Maya se imaginó en una escalera mecánica dorada que llegaba hasta las nubes. Su niña sólo estaba unos peldaños por delante. Por alguna razón, Maya no podía acortar la distancia ni ver qué las esperaba, pero estaba segura de que sería mejor que lo que dejaban atrás.

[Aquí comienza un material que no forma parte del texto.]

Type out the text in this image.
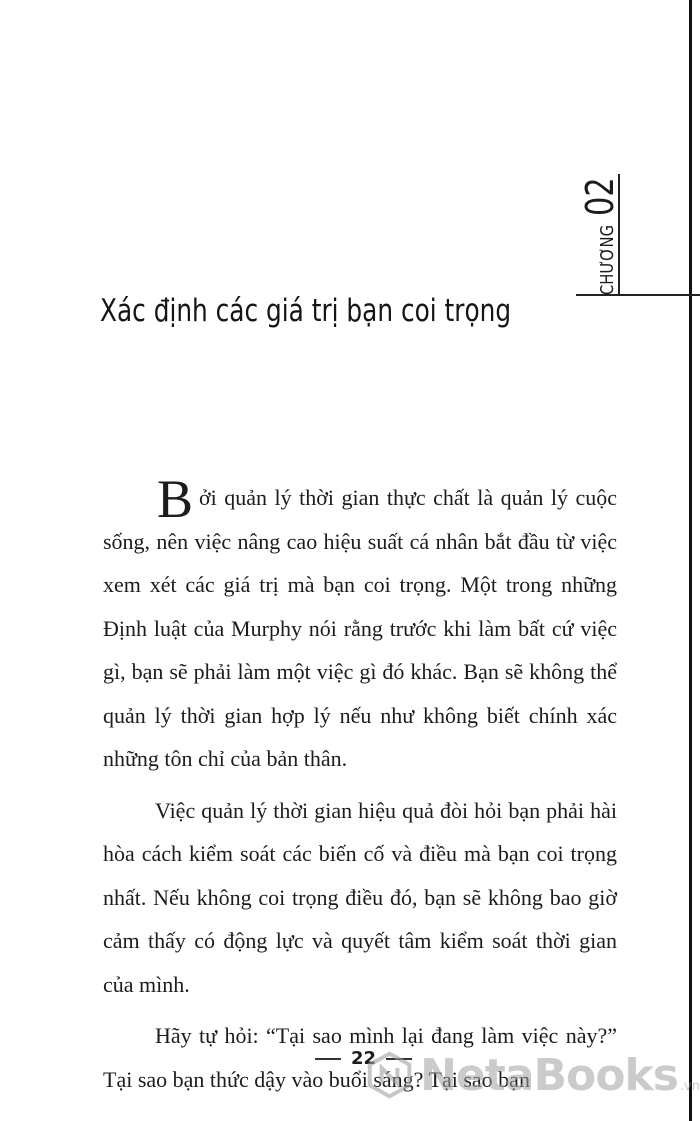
CHƯƠNG
02
Xác định các giá trị bạn coi trọng

Bởi quản lý thời gian thực chất là quản lý cuộc sống, nên việc nâng cao hiệu suất cá nhân bắt đầu từ việc xem xét các giá trị mà bạn coi trọng. Một trong những Định luật của Murphy nói rằng trước khi làm bất cứ việc gì, bạn sẽ phải làm một việc gì đó khác. Bạn sẽ không thể quản lý thời gian hợp lý nếu như không biết chính xác những tôn chỉ của bản thân.

Việc quản lý thời gian hiệu quả đòi hỏi bạn phải hài hòa cách kiểm soát các biến cố và điều mà bạn coi trọng nhất. Nếu không coi trọng điều đó, bạn sẽ không bao giờ cảm thấy có động lực và quyết tâm kiểm soát thời gian của mình.

Hãy tự hỏi: “Tại sao mình lại đang làm việc này?” Tại sao bạn thức dậy vào buổi sáng? Tại sao bạn

22 NetaBooks .vn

—¿Qué edad tienes, querida? En Pakistán, ya estarías casada y tendrías un bebé en la cadera. Tienes los pechos llenos. Eso es excitante para un hombre, no te conviene darle el pecho y cuidar del bebé. No, deja que te desnude. Es un placer. Lo doblaré todo bien. Dios mío, eres más hermosa a cada momento. Nuestro mutuo amigo Yegor, no estaba exagerando. ¿Te gusta este sitio? Es una oficina de otro amigo, un hombre muy importante, paquistaní. El sofá es muy cómodo, ¿no te parece? Bonitas pinturas y todo completamente moderno. Champán con hielo. Minibar. ¿Quieres un trago? Tú misma. Como es domingo, tenemos toda la noche y todo el edificio. La cabeza afeitada es curiosamente erótica, como si me lo hubieras revelado todo. Como puedes ver, no escondo el hecho de que no estoy en la mejor forma. Cuando vine a estudiar aquí hace treinta años era flaco como un junco. Eso es lo que hace la cocina rusa. Mi esposa, Dios la bendiga, es una cocinera desdichada. La llamo esposa, aunque en realidad no estamos casados. No sé qué tienen los rusos contra las especias. Tampoco hago demasiado ejercicio. Un hombre de mi tamaño ha de hacer ejercicio. Y si no, se pondrá tan gordo como yo. Pero he de pasar todo el día y la noche en el quiosco o mis trabajadores me robarían. Mira esto. No la he tenido tan dura en diez años. ¿Te importa que te bese? Apagaré las luces para que puedas imaginar que lo estás haciendo con el hombre más guapo del mundo. Si me tocas explotaré. De verdad, de verdad. Oh no, oh no, oh no. ¿Lo ves? Eso viene de la privación. Pero tengo más. Iré al lavabo y volveré de inmediato. Dame un minuto. Será aún mejor. Menos urgente.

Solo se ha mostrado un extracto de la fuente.